A _ cor _ dar , é preciso !


terça-feira, julho 13, 2010

Côr de retrato .



Era uma vez ...
uma fonte à beira da estrada.
Os pardais das árvores vizinhas tinham ali o seu ponto de encontro.
Matavam a sede, tomavam banho, chilreavam uns com os outros.
De semana a semana, vinha um homem, sempre de automóvel, buscar água à fonte.
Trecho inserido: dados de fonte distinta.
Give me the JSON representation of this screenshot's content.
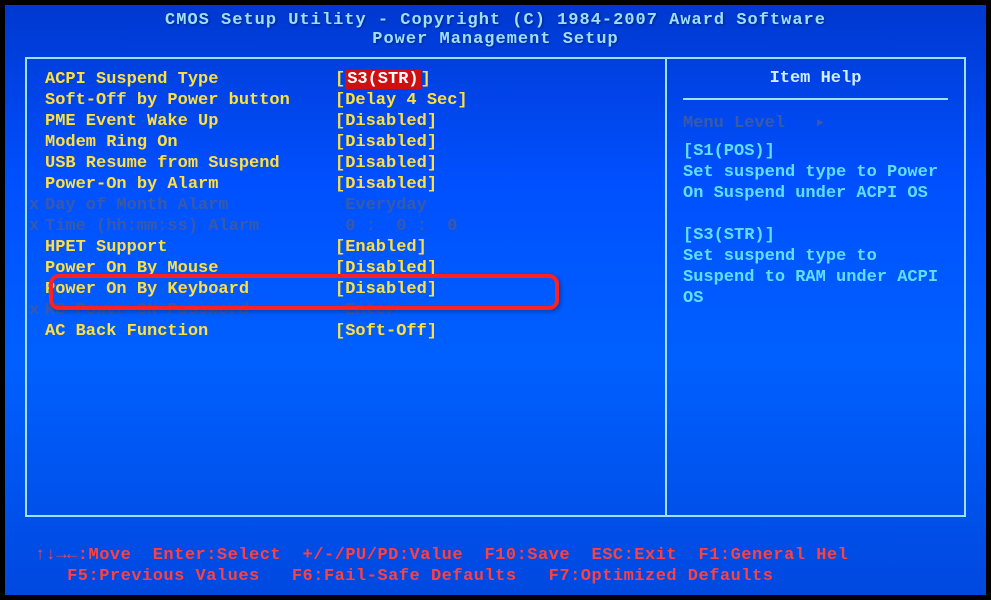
{
  "header": {
    "line1": "CMOS Setup Utility - Copyright (C) 1984-2007 Award Software",
    "line2": "Power Management Setup"
  },
  "settings": [
    {
      "label": "ACPI Suspend Type",
      "value": "S3(STR)",
      "selected": true,
      "kind": "yellow"
    },
    {
      "label": "Soft-Off by Power button",
      "value": "Delay 4 Sec",
      "selected": false,
      "kind": "yellow"
    },
    {
      "label": "PME Event Wake Up",
      "value": "Disabled",
      "selected": false,
      "kind": "yellow"
    },
    {
      "label": "Modem Ring On",
      "value": "Disabled",
      "selected": false,
      "kind": "yellow"
    },
    {
      "label": "USB Resume from Suspend",
      "value": "Disabled",
      "selected": false,
      "kind": "yellow"
    },
    {
      "label": "Power-On by Alarm",
      "value": "Disabled",
      "selected": false,
      "kind": "yellow"
    },
    {
      "label": "Day of Month Alarm",
      "value": "Everyday",
      "selected": false,
      "kind": "disabled",
      "x": true
    },
    {
      "label": "Time (hh:mm:ss) Alarm",
      "value": "0 :  0 :  0",
      "selected": false,
      "kind": "disabled",
      "x": true
    },
    {
      "label": "HPET Support",
      "value": "Enabled",
      "selected": false,
      "kind": "yellow"
    },
    {
      "label": "Power On By Mouse",
      "value": "Disabled",
      "selected": false,
      "kind": "yellow"
    },
    {
      "label": "Power On By Keyboard",
      "value": "Disabled",
      "selected": false,
      "kind": "yellow",
      "highlight": true
    },
    {
      "label": "KB Power ON Password",
      "value": "Enter",
      "selected": false,
      "kind": "disabled",
      "x": true
    },
    {
      "label": "AC Back Function",
      "value": "Soft-Off",
      "selected": false,
      "kind": "yellow"
    }
  ],
  "help": {
    "title": "Item Help",
    "menu_level": "Menu Level",
    "body_s1_title": "[S1(POS)]",
    "body_s1_text": "Set suspend type to Power On Suspend under ACPI OS",
    "body_s3_title": "[S3(STR)]",
    "body_s3_text": "Set suspend type to Suspend to RAM under ACPI OS"
  },
  "footer": {
    "line1": "↑↓→←:Move  Enter:Select  +/-/PU/PD:Value  F10:Save  ESC:Exit  F1:General Hel",
    "line2": "   F5:Previous Values   F6:Fail-Safe Defaults   F7:Optimized Defaults"
  }
}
Enchia uma quantidade de garrafões de plástico e , depois , abalava.
Nessas alturas , a pardalada fugia para o poiso das árvores e ficava a observar.
_ O que é que ele vai fazer com tanta água _
?
intrigava-se um pardalito novo.
_ Deve ir regar as couves _ sugeria um pardal.
_ Para regar as couves é pouca _ replicava uma velha pardoca , muito conhecedora da vida.
_ Então é para ele beber _ propunha outro pardal.
_ Para ele beber é muita _ replicava a velha pardoca.
_ Para o que será
?
_ perguntava o pardalito, sem que ninguém soubesse responder -
lhe.
Decidiu investigar. Voou atrás do automóvel, mas como ainda tinha as asas com pouca força e a estrada era às curvas e contra-curvas, perdeu-lhe o rasto. E perdeu-se.
Esvoaçou ao calhas, até descer sobre um telheiro, junto à estrada. No telheiro havia melões à venda e cebolas e batatas e garrafões de vinho.
Alto lá !
E também havia garrafões de água , tal e qual os que o homem do automóvel enchia, na fonte dos pardais.
Se o pardal soubesse ler, leria no rótulo dos garrafões ...
“Água da Fonte da Saúde _ Graças a ela, os novos crescem e os velhos não encolhem _ ".
Aos saltinhos, diante dos garrafões , o pardalito admirava a fotografia do rótulo. Lá estava a fonte , centro da sua vida , e uns passarinhos a beber água no rebordo do tanque. Vendo bem , aquele mais pequeno, à direita, podia ser ele, o pardalito aventureiro.
Muito orgulhoso da sua descoberta, o pardal voou muito alto, tão alto que , lá de cima, viu o telheiro dos garrafões, a estrada às curvas e a fonte da Saúde ou dos pardais, donde ele viera.
Disparou em direcção ao ponto de partida e muito excitado piou para os companheiros:
_ Já sei o segredo dos garrafões. O homem anda a vender o nosso retrato mais o retrato da nossa fonte.
_ E a água para que serve? — perguntou um companheiro.
_ Para segurar o nosso retrato — respondeu , prontamente, o pardalito.


António Torrado


Qualquer semelhança com atitudes e pensamentos humanos , é pura coincidência .

2 comentários:

Lilá(s) disse...

Gosto muito de ler na net, "uma história por dia" do António Torrado. Esta é linda.
Bjs

AC disse...

Este texto ficaria em lugar de destaque nas Fábulas de La Fontaine.